D'abord hésitant, le jeune sorcier avait tendu une main timide et une petite flamme rougeoyante en avait jailli. Elle avait dansé en tremblotant, puis le prince avait dit : « C'est magnifique. », alors le feu avait grandi, il s'était tordu et contorsionné pour créer une forme nouvelle. Soudain, il lui poussa des ailes et elle se mit à voler. Le minuscule dragon ignescent ondoyait entre les branches basses et les feuilles qu'il chatouillait de ses flammes inoffensives. D'un piqué grandiose, il plongea dans le bassin clapotant et disparut dans un nuage de vapeur qui se mua aussitôt en un beau cheval flavescent. Le noble coursier se cabra avec un hennissement silencieux avant de se dissoudre dans la brise.

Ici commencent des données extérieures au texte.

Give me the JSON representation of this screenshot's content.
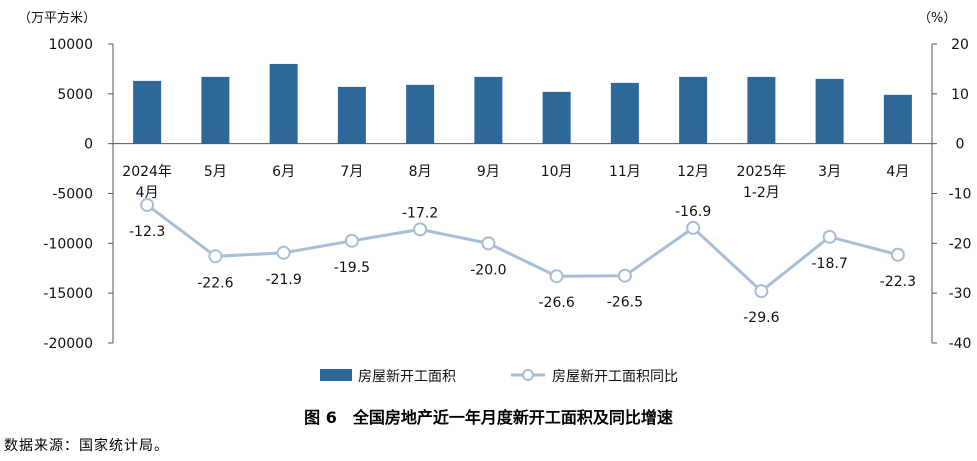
{
  "caption": "图 6　全国房地产近一年月度新开工面积及同比增速",
  "source": "数据来源：国家统计局。",
  "colors": {
    "bar": "#2e6898",
    "line": "#a8bdd6",
    "axis": "#555555"
  },
  "chart_data": {
    "type": "bar+line",
    "categories": [
      [
        "2024年",
        "4月"
      ],
      [
        "5月"
      ],
      [
        "6月"
      ],
      [
        "7月"
      ],
      [
        "8月"
      ],
      [
        "9月"
      ],
      [
        "10月"
      ],
      [
        "11月"
      ],
      [
        "12月"
      ],
      [
        "2025年",
        "1-2月"
      ],
      [
        "3月"
      ],
      [
        "4月"
      ]
    ],
    "series": [
      {
        "name": "房屋新开工面积",
        "type": "bar",
        "axis": "left",
        "values": [
          6300,
          6700,
          8000,
          5700,
          5900,
          6700,
          5200,
          6100,
          6700,
          6700,
          6500,
          4900
        ]
      },
      {
        "name": "房屋新开工面积同比",
        "type": "line",
        "axis": "right",
        "values": [
          -12.3,
          -22.6,
          -21.9,
          -19.5,
          -17.2,
          -20.0,
          -26.6,
          -26.5,
          -16.9,
          -29.6,
          -18.7,
          -22.3
        ],
        "labels": [
          "-12.3",
          "-22.6",
          "-21.9",
          "-19.5",
          "-17.2",
          "-20.0",
          "-26.6",
          "-26.5",
          "-16.9",
          "-29.6",
          "-18.7",
          "-22.3"
        ]
      }
    ],
    "y_left": {
      "unit": "（万平方米）",
      "min": -20000,
      "max": 10000,
      "ticks": [
        "10000",
        "5000",
        "0",
        "-5000",
        "-10000",
        "-15000",
        "-20000"
      ]
    },
    "y_right": {
      "unit": "（%）",
      "min": -40,
      "max": 20,
      "ticks": [
        "20",
        "10",
        "0",
        "-10",
        "-20",
        "-30",
        "-40"
      ]
    },
    "label_position": [
      "below",
      "below",
      "below",
      "below",
      "above",
      "below",
      "below",
      "below",
      "above",
      "below",
      "below",
      "below"
    ]
  }
}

Émerveillé, Arthur restait bouche bée face au spectacle que lui offrait Merlin. Comme la magie pouvait être belle, comme elle pouvait être douce entre les mains d'une personne telle que lui. La haine de son père l'avait trop longtemps aveuglé. Désormais, Arthur voyait la magie à travers Merlin et il apprenait à la respecter car au même titre qu'une épée pouvait semer la mort ou sauver la vie, la magie était capable de protéger comme de détruire. Ce n'était pas elle qu'il fallait craindre, mais les mains qui la maniaient et quand Arthur voyait de quelles fantastiques choses elle était capable, il regrettait que l'on puisse s'en servir à mauvais escient.
Avec Merlin, il avait découvert la beauté de la magie, la magnificence de l'amour vrai et le bonheur que l'on ressent lorsque l'on a enfin trouvé sa place en ce monde. Auprès de lui, Merlin s'apercevait qu'il pouvait être lui-même et quel bonheur il en retirait. Ces deux jeunes gens, destinés l'un à l'autre depuis toujours, comprenaient qu'ils avanceraient dorénavant ensemble et qu'en temps voulu, ce sera ensemble qu'ils construiront le nouveau royaume de Camelot, celui qui traversera les âges et entrera dans l'histoire.